I was invited to go to a bible study in somebody’s house, and so with visions of several old ladies babbling from the bible I went, not with the thought that this wold be interesting, but rather with the thought that it would be a great way to meet some girls (a human sub-species that was a tad alien to me at that time because I just happened to go to an all-boys school).

It was not what I expected.

No old ladies and nothing dull … there were lots of young people crammed into a room, and Ruth, a 20 something, expounded upon how the spirit of god could fill you and change you. Once she was done, we then embarked upon the emotional roller coaster ride, and sure enough after enough happy-clappy songs, the spirit turned up and we were off on a psychological lift (Any psychologists attending could have made an entire career out of it all).

Net effect: I invested emotionally and so I was in.

But that’s Crazy

I’m now rapidly switching to another scene.

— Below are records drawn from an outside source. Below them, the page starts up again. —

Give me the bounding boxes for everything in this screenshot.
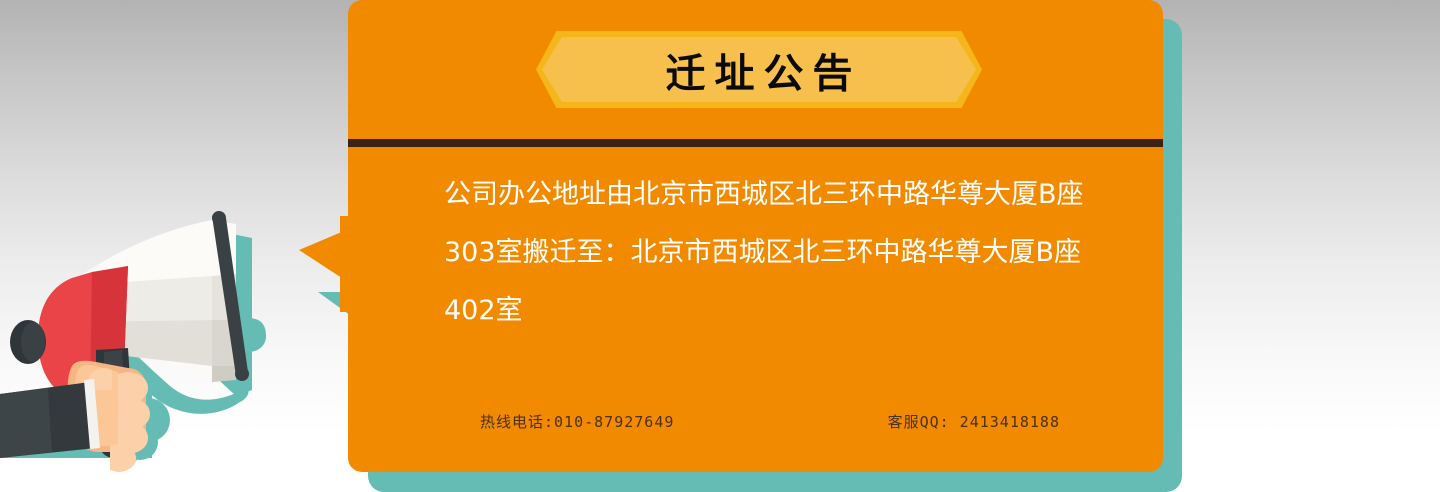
announcement-banner: 迁址公告 公司办公地址由北京市西城区北三环中路华尊大厦B座303室搬迁至：北京市… [0, 0, 1440, 492]
contact-footer: 热线电话:010-87927649 客服QQ: 2413418188 [480, 411, 1060, 432]
megaphone-illustration [0, 190, 340, 492]
hotline-text: 热线电话:010-87927649 [480, 411, 674, 432]
header-divider [348, 139, 1163, 147]
title-badge: 迁址公告 [536, 31, 982, 108]
announcement-body: 公司办公地址由北京市西城区北三环中路华尊大厦B座303室搬迁至：北京市西城区北三… [444, 166, 1094, 340]
qq-text: 客服QQ: 2413418188 [888, 411, 1060, 432]
page-title: 迁址公告 [536, 31, 982, 108]
megaphone-knob [10, 320, 46, 364]
sleeve [0, 379, 100, 458]
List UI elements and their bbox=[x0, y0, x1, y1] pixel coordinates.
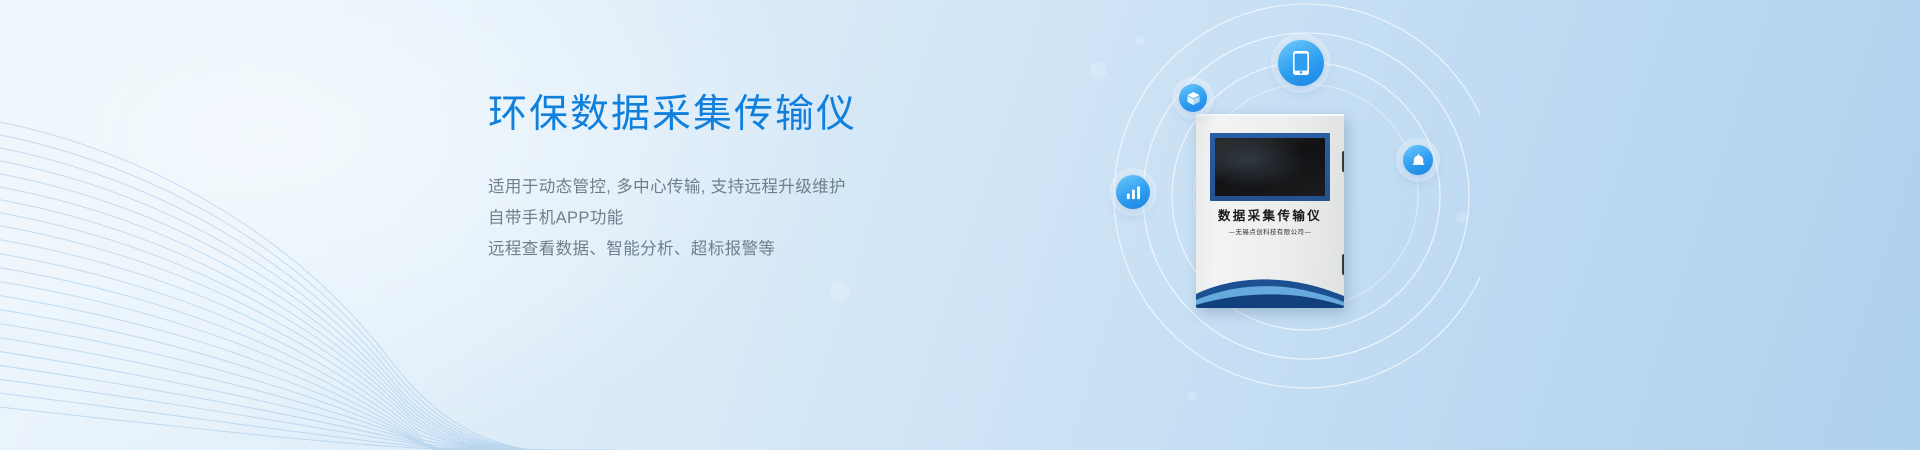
device-bottom-wave-graphic bbox=[1196, 264, 1344, 308]
alarm-horn-icon[interactable] bbox=[1403, 145, 1433, 175]
banner-text-block: 环保数据采集传输仪 适用于动态管控, 多中心传输, 支持远程升级维护 自带手机A… bbox=[488, 92, 1048, 265]
subtitle-line-3: 远程查看数据、智能分析、超标报警等 bbox=[488, 234, 1048, 265]
device-manufacturer: —无锡点创科技有限公司— bbox=[1196, 227, 1344, 236]
device-display-screen bbox=[1215, 138, 1325, 196]
device-top-edge bbox=[1196, 114, 1344, 116]
device-hinge-bottom bbox=[1342, 254, 1344, 275]
device-screen-bezel bbox=[1210, 133, 1330, 201]
bar-chart-icon[interactable] bbox=[1116, 175, 1150, 209]
product-scene: 数据采集传输仪 —无锡点创科技有限公司— bbox=[1060, 0, 1480, 450]
banner-subtitle-list: 适用于动态管控, 多中心传输, 支持远程升级维护 自带手机APP功能 远程查看数… bbox=[488, 172, 1048, 265]
smartphone-icon[interactable] bbox=[1278, 40, 1324, 86]
cube-box-icon[interactable] bbox=[1179, 84, 1207, 112]
device-model-name: 数据采集传输仪 bbox=[1196, 208, 1344, 224]
page-title: 环保数据采集传输仪 bbox=[488, 92, 1048, 138]
device-cabinet: 数据采集传输仪 —无锡点创科技有限公司— bbox=[1196, 114, 1344, 308]
bokeh-dot bbox=[829, 280, 850, 301]
subtitle-line-1: 适用于动态管控, 多中心传输, 支持远程升级维护 bbox=[488, 172, 1048, 203]
subtitle-line-2: 自带手机APP功能 bbox=[488, 203, 1048, 234]
device-hinge-top bbox=[1342, 151, 1344, 172]
product-hero-banner: 环保数据采集传输仪 适用于动态管控, 多中心传输, 支持远程升级维护 自带手机A… bbox=[0, 0, 1920, 450]
device-nameplate: 数据采集传输仪 —无锡点创科技有限公司— bbox=[1196, 208, 1344, 236]
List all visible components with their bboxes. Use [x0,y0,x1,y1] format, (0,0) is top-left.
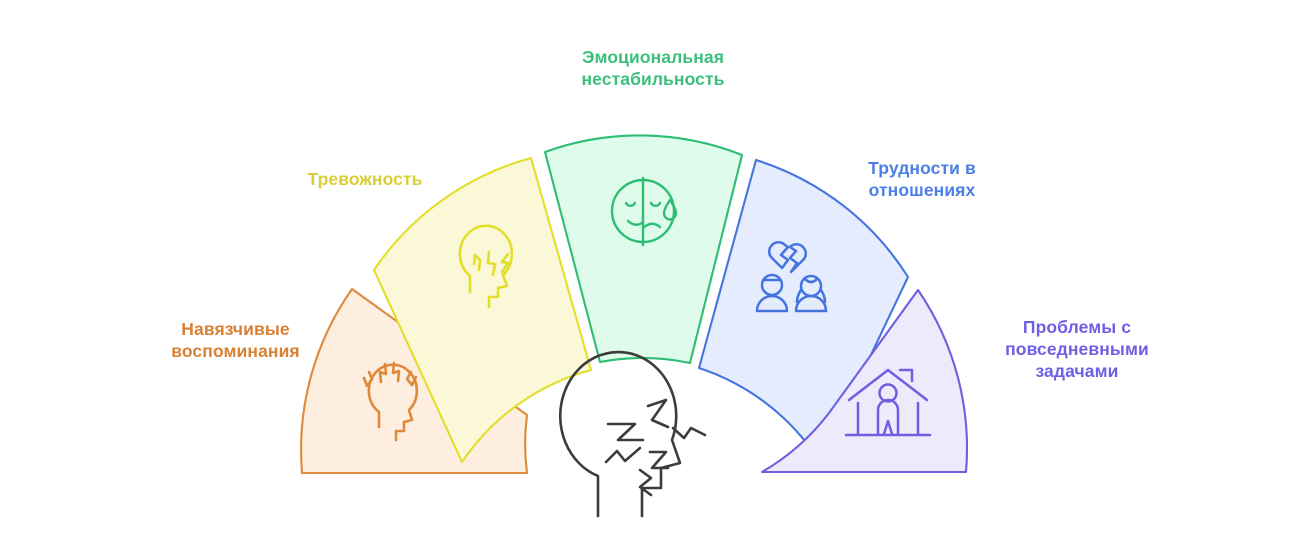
segment-label-daily: Проблемы с повседневными задачами [962,316,1192,382]
segment-label-relations: Трудности в отношениях [812,157,1032,201]
head-with-chaotic-thoughts-icon [560,352,705,516]
segment-label-anxiety: Тревожность [255,168,475,190]
segment-label-intrusive: Навязчивые воспоминания [128,318,343,362]
segment-label-emotional: Эмоциональная нестабильность [543,46,763,90]
radial-fan-diagram: Эмоциональная нестабильность Тревожность… [0,0,1300,546]
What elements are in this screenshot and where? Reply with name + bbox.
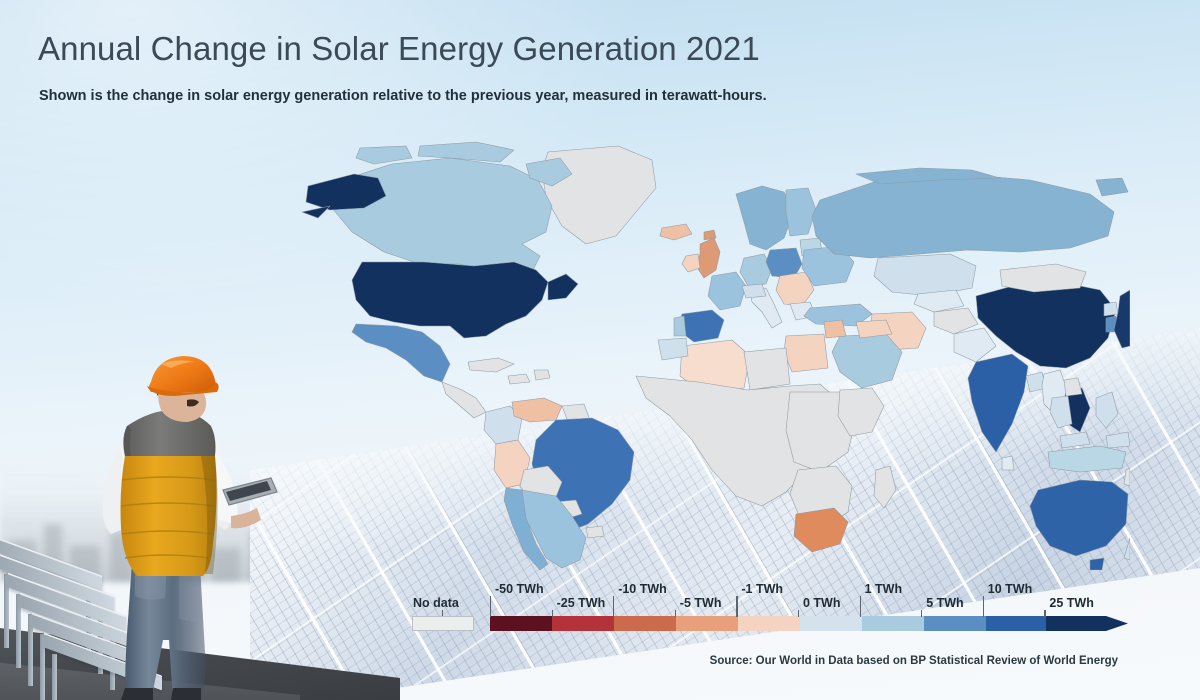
country-mongolia [1000, 264, 1086, 292]
country-japan [1114, 290, 1130, 348]
legend-tick [552, 610, 553, 617]
page-subtitle: Shown is the change in solar energy gene… [39, 88, 767, 104]
region-caribbean [468, 358, 514, 372]
legend-tick [613, 596, 614, 617]
legend-tick-label: 1 TWh [865, 582, 903, 596]
country-north-korea [1104, 302, 1118, 316]
legend-tick-label: 5 TWh [926, 596, 964, 610]
legend-tick [1044, 610, 1045, 617]
legend-segment-7 [924, 616, 986, 631]
region-scandinavia [736, 186, 794, 250]
country-philippines [1096, 392, 1118, 428]
country-saudi-arabia [832, 334, 902, 388]
legend-tick [798, 610, 799, 617]
legend-tick-label: 10 TWh [988, 582, 1032, 596]
region-alpine [742, 284, 766, 298]
country-indonesia [1048, 446, 1126, 472]
region-central-asia [874, 254, 976, 296]
legend-arrow-tip [1106, 616, 1128, 631]
legend-segment-2 [614, 616, 676, 631]
country-ireland [682, 254, 700, 272]
legend-segment-1 [552, 616, 614, 631]
legend-segment-5 [800, 616, 862, 631]
legend-tick [736, 596, 737, 617]
legend-no-data-label: No data [413, 596, 459, 610]
legend-tick-label: -50 TWh [495, 582, 544, 596]
legend-segment-6 [862, 616, 924, 631]
legend-tick-label: -10 TWh [618, 582, 667, 596]
legend-tick-label: 0 TWh [803, 596, 841, 610]
country-afghanistan [934, 308, 978, 334]
country-papua-new-guinea [1124, 468, 1130, 486]
legend-tick-label: -25 TWh [557, 596, 606, 610]
country-thailand [1050, 396, 1072, 428]
legend-segment-4 [738, 616, 800, 631]
legend-segment-0 [490, 616, 552, 631]
country-libya [744, 348, 790, 390]
country-tasmania [1090, 558, 1104, 570]
legend-tick-label: 25 TWh [1049, 596, 1093, 610]
country-iceland [660, 224, 692, 240]
infographic-canvas: Annual Change in Solar Energy Generation… [0, 0, 1200, 700]
legend-segment-8 [986, 616, 1046, 631]
country-south-africa [794, 508, 848, 552]
legend-tick [860, 596, 861, 617]
legend-tick-label: -5 TWh [680, 596, 722, 610]
country-new-zealand [1124, 538, 1130, 560]
country-finland [786, 188, 816, 236]
region-central-america [442, 382, 486, 418]
region-levant [824, 320, 846, 338]
legend-tick-label: -1 TWh [741, 582, 783, 596]
country-australia [1030, 480, 1128, 556]
country-sri-lanka [1002, 456, 1014, 470]
country-egypt [784, 334, 828, 372]
source-credit: Source: Our World in Data based on BP St… [710, 655, 1118, 667]
legend-tick [675, 610, 676, 617]
legend-segment-3 [676, 616, 738, 631]
legend-tick [490, 596, 491, 617]
map-countries [302, 142, 1130, 570]
country-madagascar [874, 466, 896, 508]
worker-photo-figure [95, 352, 285, 700]
country-laos [1064, 378, 1082, 396]
country-united-kingdom [696, 238, 720, 278]
country-india [968, 354, 1028, 452]
legend-tick [983, 596, 984, 617]
country-morocco [658, 338, 688, 360]
country-france [708, 272, 746, 310]
country-china [976, 282, 1116, 368]
legend-tick [921, 610, 922, 617]
legend-segment-9 [1046, 616, 1106, 631]
country-portugal [674, 316, 686, 336]
country-canada-islands [418, 142, 514, 162]
page-title: Annual Change in Solar Energy Generation… [38, 30, 760, 68]
country-malaysia [1060, 432, 1090, 448]
legend-color-bar[interactable] [490, 616, 1106, 631]
world-choropleth-map [300, 140, 1130, 570]
country-pakistan [954, 328, 996, 362]
legend-no-data-swatch[interactable] [412, 616, 474, 631]
map-legend: No data -50 TWh-25 TWh-10 TWh-5 TWh-1 TW… [412, 584, 1124, 634]
country-mexico [352, 324, 450, 382]
country-russia [812, 174, 1114, 258]
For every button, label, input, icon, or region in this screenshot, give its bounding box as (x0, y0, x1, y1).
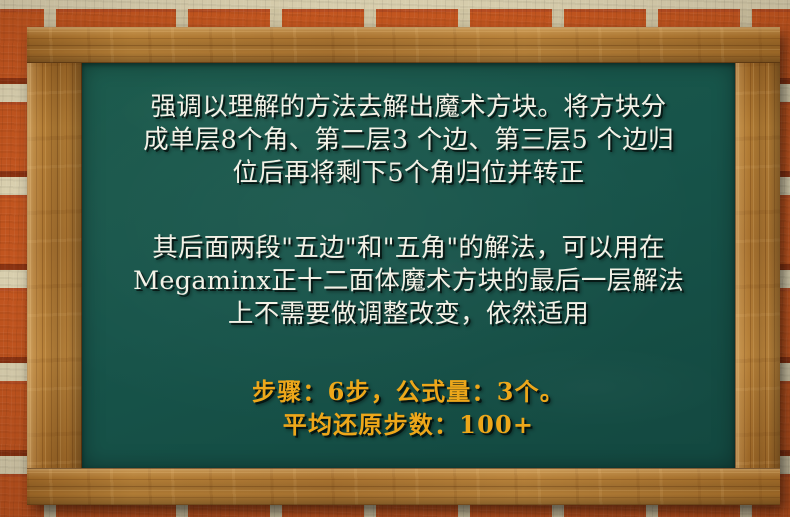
paragraph-1-line-2: 成单层8个角、第二层3 个边、第三层5 个边归 (100, 124, 717, 157)
board-text-container: 强调以理解的方法去解出魔术方块。将方块分 成单层8个角、第二层3 个边、第三层5… (82, 63, 735, 468)
paragraph-method-overview: 强调以理解的方法去解出魔术方块。将方块分 成单层8个角、第二层3 个边、第三层5… (100, 91, 717, 190)
frame-stile-left (27, 63, 82, 468)
summary-stats: 步骤：6步，公式量：3个。 平均还原步数：100+ (100, 375, 717, 441)
summary-steps-formulas: 步骤：6步，公式量：3个。 (100, 375, 717, 408)
paragraph-2-line-1: 其后面两段"五边"和"五角"的解法，可以用在 (100, 232, 717, 265)
frame-rail-top (27, 27, 780, 63)
paragraph-2-line-2: Megaminx正十二面体魔术方块的最后一层解法 (100, 265, 717, 298)
paragraph-megaminx-note: 其后面两段"五边"和"五角"的解法，可以用在 Megaminx正十二面体魔术方块… (100, 232, 717, 331)
paragraph-1-line-1: 强调以理解的方法去解出魔术方块。将方块分 (100, 91, 717, 124)
frame-seam-right (735, 63, 736, 468)
frame-seam-bottom (27, 468, 780, 469)
chalkboard-surface: 强调以理解的方法去解出魔术方块。将方块分 成单层8个角、第二层3 个边、第三层5… (82, 63, 735, 468)
frame-stile-right (735, 63, 780, 468)
summary-average-moves: 平均还原步数：100+ (100, 408, 717, 441)
chalkboard-scene: 强调以理解的方法去解出魔术方块。将方块分 成单层8个角、第二层3 个边、第三层5… (0, 0, 790, 517)
paragraph-1-line-3: 位后再将剩下5个角归位并转正 (100, 157, 717, 190)
paragraph-2-line-3: 上不需要做调整改变，依然适用 (100, 298, 717, 331)
frame-rail-bottom (27, 468, 780, 505)
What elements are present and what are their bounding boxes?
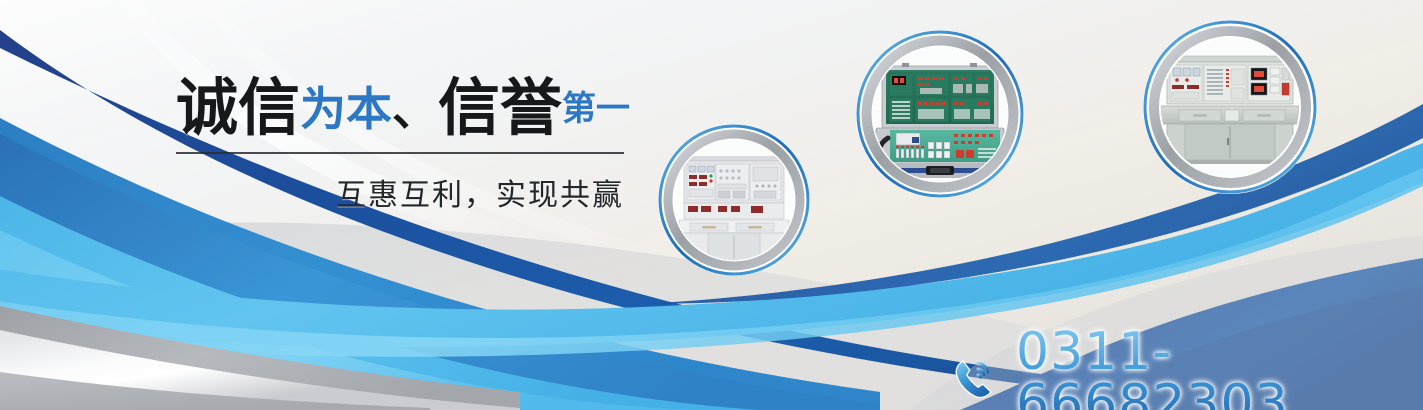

I recall once being on a “Christian” hike and as we walked I expounded upon how the seven days in Genesis were symbolic and not literal. Each day simply corresponded to a specific geological age. (This idea itself is of course nonsense, but I’ll skip over why for now). Upon hearing all this, one of the chaps walking with me turned and asked, “Why is it symbolic, why not seven literal days?”. I recall answering, “Oh yes, how interesting”, and leaving it at that, but I also vividly recall thinking, ‘that is totally crazy, this guy is nuts’.

Now hold that thought, I’ll be coming back to it shortly, I’m about to switch to a third scene.

“They” are wrong, only we are right

I also recall at various times sitting inside this bubble looking out at the other variations of belief that prevailed and thinking that those other specific variations were inferior and not quite as good / right as ours was, and that they simply lacked a bit of additional information. They were sort of Christian, not quite as alien as those in other beliefs, but not “true” Christians like us.

Yes, I know the fallacy in play here, but I’m not going there today.

So where am I going with all this?

There are, as you might imagine, many specific aspects that I could expand upon, and stories to tell, but I wanted to draw out the above three scenarios to focus upon these three points:

  1. Belief is not about accepting and rejecting specific information, but rather is an emotional investment. The associated “facts” used to rationalise it all come later as decoration. This is why belief is essentially immune to factual debunking.
  2. There is no uniformity, individuals will cherry-pick the bits they are conformable with, and simply discard the rest. I might indeed (now) attempt to criticise aspect X of some variation of belief, but you will always find individuals inside the belief who will agree with you, and identify that as wrong, that X is up for reform, and the others have simply not caught up yet. This makes individuals more or less immune to criticism of some of the truly weird stuff.
  3. Point out the truly abhorrent behaviour that beliefs can initiate in the human heart, and believers will simply rationalise it as “Oh, but they are not ‘true’ believers, they got things all wrong”, and that thinking also insulates individuals from the more general criticism of irrational beliefs.

When engaging in a friendly discussion with a believer, it is well-worth knowing the above so that you can avoid becoming frustrated when the immunity to factual information manifests itself.

The initiation of a successful intervention comes not from picking away at the symptoms, (the bad behaviour, the crazy beliefs) but rather from gently undermining the actual foundation itself – “faith”, which as Dr. Peter Boghossian’s Points out, is pretending to know things you do not actually know at all.